Legacy: The Issue
Then I heard that Allison Morris would be on the panel and my initial welcome evaporated. Even setting aside her original alleged role as the unwitting instigator of the Boston College subpoena proceedings, it was impossible for me to overlook her most recent factually perverse coverage of matters pertaining to both Winston Rea, a loyalist who took part in the project, and Paddy Joe Rice, a republican who is on the public record as having had no involvement whatsoever.
Morris’s highly inaccurate coverage in respect of both men coupled to my view that she had made attempts – all of which came to nought - to use both the National Union of Journalists and a libel lawyer to suppress legitimate critique of her framing of the Boston College story, made me very wary. How any discussion - that purported to be serious, detached and balanced – could have someone with a large but unnamed dog in the fight sit on the panel, perplexed me. It was a misgiving compounded by the absence from the panel of anyone actually involved with the project and who could speak about it authoritatively.
If I had grave reservations my wife, a formidable foil to what she regards as Morris machinations, was furious. She immediately took to firing salvo upon salvo of alerts to UTV, informing the broadcasting company of the inherent unfairness of the seemingly injudicious editorial decision to include Morris on the panel. As it turned out Morris did appear but either restricted herself, or was restricted, to giving opinion on the problems of truth recovery and the past rather than lay out her “facts” of the history of the Boston College project. Her contention that the definition of a victim is a whatever you are having yourself characterisation - if you think you are one there you are one - did not strip her contribution of all merit. She did bring something worthwhile to the table.

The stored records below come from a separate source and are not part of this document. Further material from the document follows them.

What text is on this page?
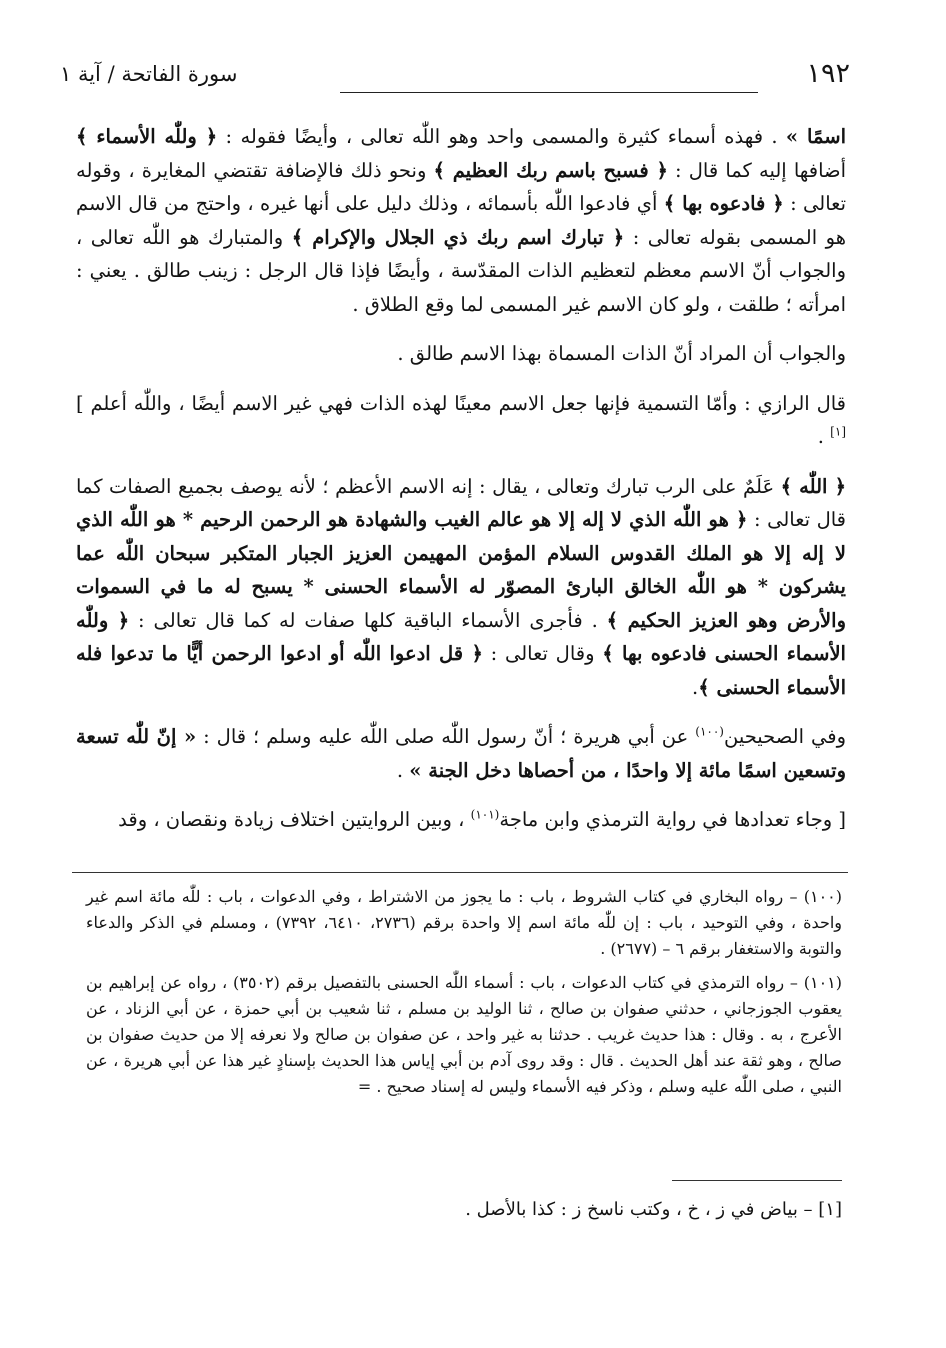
١٩٢
سورة الفاتحة / آية ١

اسمًا » . فهذه أسماء كثيرة والمسمى واحد وهو اللّٰه تعالى ، وأيضًا فقوله : ﴿ وللّٰه الأسماء ﴾ أضافها إليه كما قال : ﴿ فسبح باسم ربك العظيم ﴾ ونحو ذلك فالإضافة تقتضي المغايرة ، وقوله تعالى : ﴿ فادعوه بها ﴾ أي فادعوا اللّٰه بأسمائه ، وذلك دليل على أنها غيره ، واحتج من قال الاسم هو المسمى بقوله تعالى : ﴿ تبارك اسم ربك ذي الجلال والإكرام ﴾ والمتبارك هو اللّٰه تعالى ، والجواب أنّ الاسم معظم لتعظيم الذات المقدّسة ، وأيضًا فإذا قال الرجل : زينب طالق . يعني : امرأته ؛ طلقت ، ولو كان الاسم غير المسمى لما وقع الطلاق .

والجواب أن المراد أنّ الذات المسماة بهذا الاسم طالق .

قال الرازي : وأمّا التسمية فإنها جعل الاسم معينًا لهذه الذات فهي غير الاسم أيضًا ، واللّٰه أعلم ][١] .

﴿ اللّٰه ﴾ عَلَمٌ على الرب تبارك وتعالى ، يقال : إنه الاسم الأعظم ؛ لأنه يوصف بجميع الصفات كما قال تعالى : ﴿ هو اللّٰه الذي لا إله إلا هو عالم الغيب والشهادة هو الرحمن الرحيم * هو اللّٰه الذي لا إله إلا هو الملك القدوس السلام المؤمن المهيمن العزيز الجبار المتكبر سبحان اللّٰه عما يشركون * هو اللّٰه الخالق البارئ المصوّر له الأسماء الحسنى * يسبح له ما في السموات والأرض وهو العزيز الحكيم ﴾ . فأجرى الأسماء الباقية كلها صفات له كما قال تعالى : ﴿ وللّٰه الأسماء الحسنى فادعوه بها ﴾ وقال تعالى : ﴿ قل ادعوا اللّٰه أو ادعوا الرحمن أيًّا ما تدعوا فله الأسماء الحسنى ﴾.

وفي الصحيحين$^{(١٠٠)}$ عن أبي هريرة ؛ أنّ رسول اللّٰه صلى اللّٰه عليه وسلم ؛ قال : « إنّ للّٰه تسعة وتسعين اسمًا مائة إلا واحدًا ، من أحصاها دخل الجنة » .

[ وجاء تعدادها في رواية الترمذي وابن ماجة$^{(١٠١)}$ ، وبين الروايتين اختلاف زيادة ونقصان ، وقد

(١٠٠) – رواه البخاري في كتاب الشروط ، باب : ما يجوز من الاشتراط ، وفي الدعوات ، باب : للّٰه مائة اسم غير واحدة ، وفي التوحيد ، باب : إن للّٰه مائة اسم إلا واحدة برقم (٢٧٣٦، ٦٤١٠، ٧٣٩٢) ، ومسلم في الذكر والدعاء والتوبة والاستغفار برقم ٦ – (٢٦٧٧) .

(١٠١) – رواه الترمذي في كتاب الدعوات ، باب : أسماء اللّٰه الحسنى بالتفصيل برقم (٣٥٠٢) ، رواه عن إبراهيم بن يعقوب الجوزجاني ، حدثني صفوان بن صالح ، ثنا الوليد بن مسلم ، ثنا شعيب بن أبي حمزة ، عن أبي الزناد ، عن الأعرج ، به . وقال : هذا حديث غريب . حدثنا به غير واحد ، عن صفوان بن صالح ولا نعرفه إلا من حديث صفوان بن صالح ، وهو ثقة عند أهل الحديث . قال : وقد روى آدم بن أبي إياس هذا الحديث بإسنادٍ غير هذا عن أبي هريرة ، عن النبي ، صلى اللّٰه عليه وسلم ، وذكر فيه الأسماء وليس له إسناد صحيح . =

[١] – بياض في ز ، خ ، وكتب ناسخ ز : كذا بالأصل .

The Issue last night was memorable as one of those rare examples of a panel discussion which did not slip into whataboutery and where each panellist contributed something to public understanding. UTV and Yvette Shapiro both deserve credit for their management of it. What did emerge from the discussion and which UTV succeeded in doing very well with so little time, compensated for by the adroit presentational skills of Shapiro, was convey the complexity and intractability of the past and its often strategically crafted imperviousness to truth recovery processes. It was impossible not to have watched it without some appreciation of the logic once articulated by a US academic about diametrically opposed positions each possessing “unassailable moral arguments, and anyone who does not understand how this is true, cannot understand the true nature of tragedy."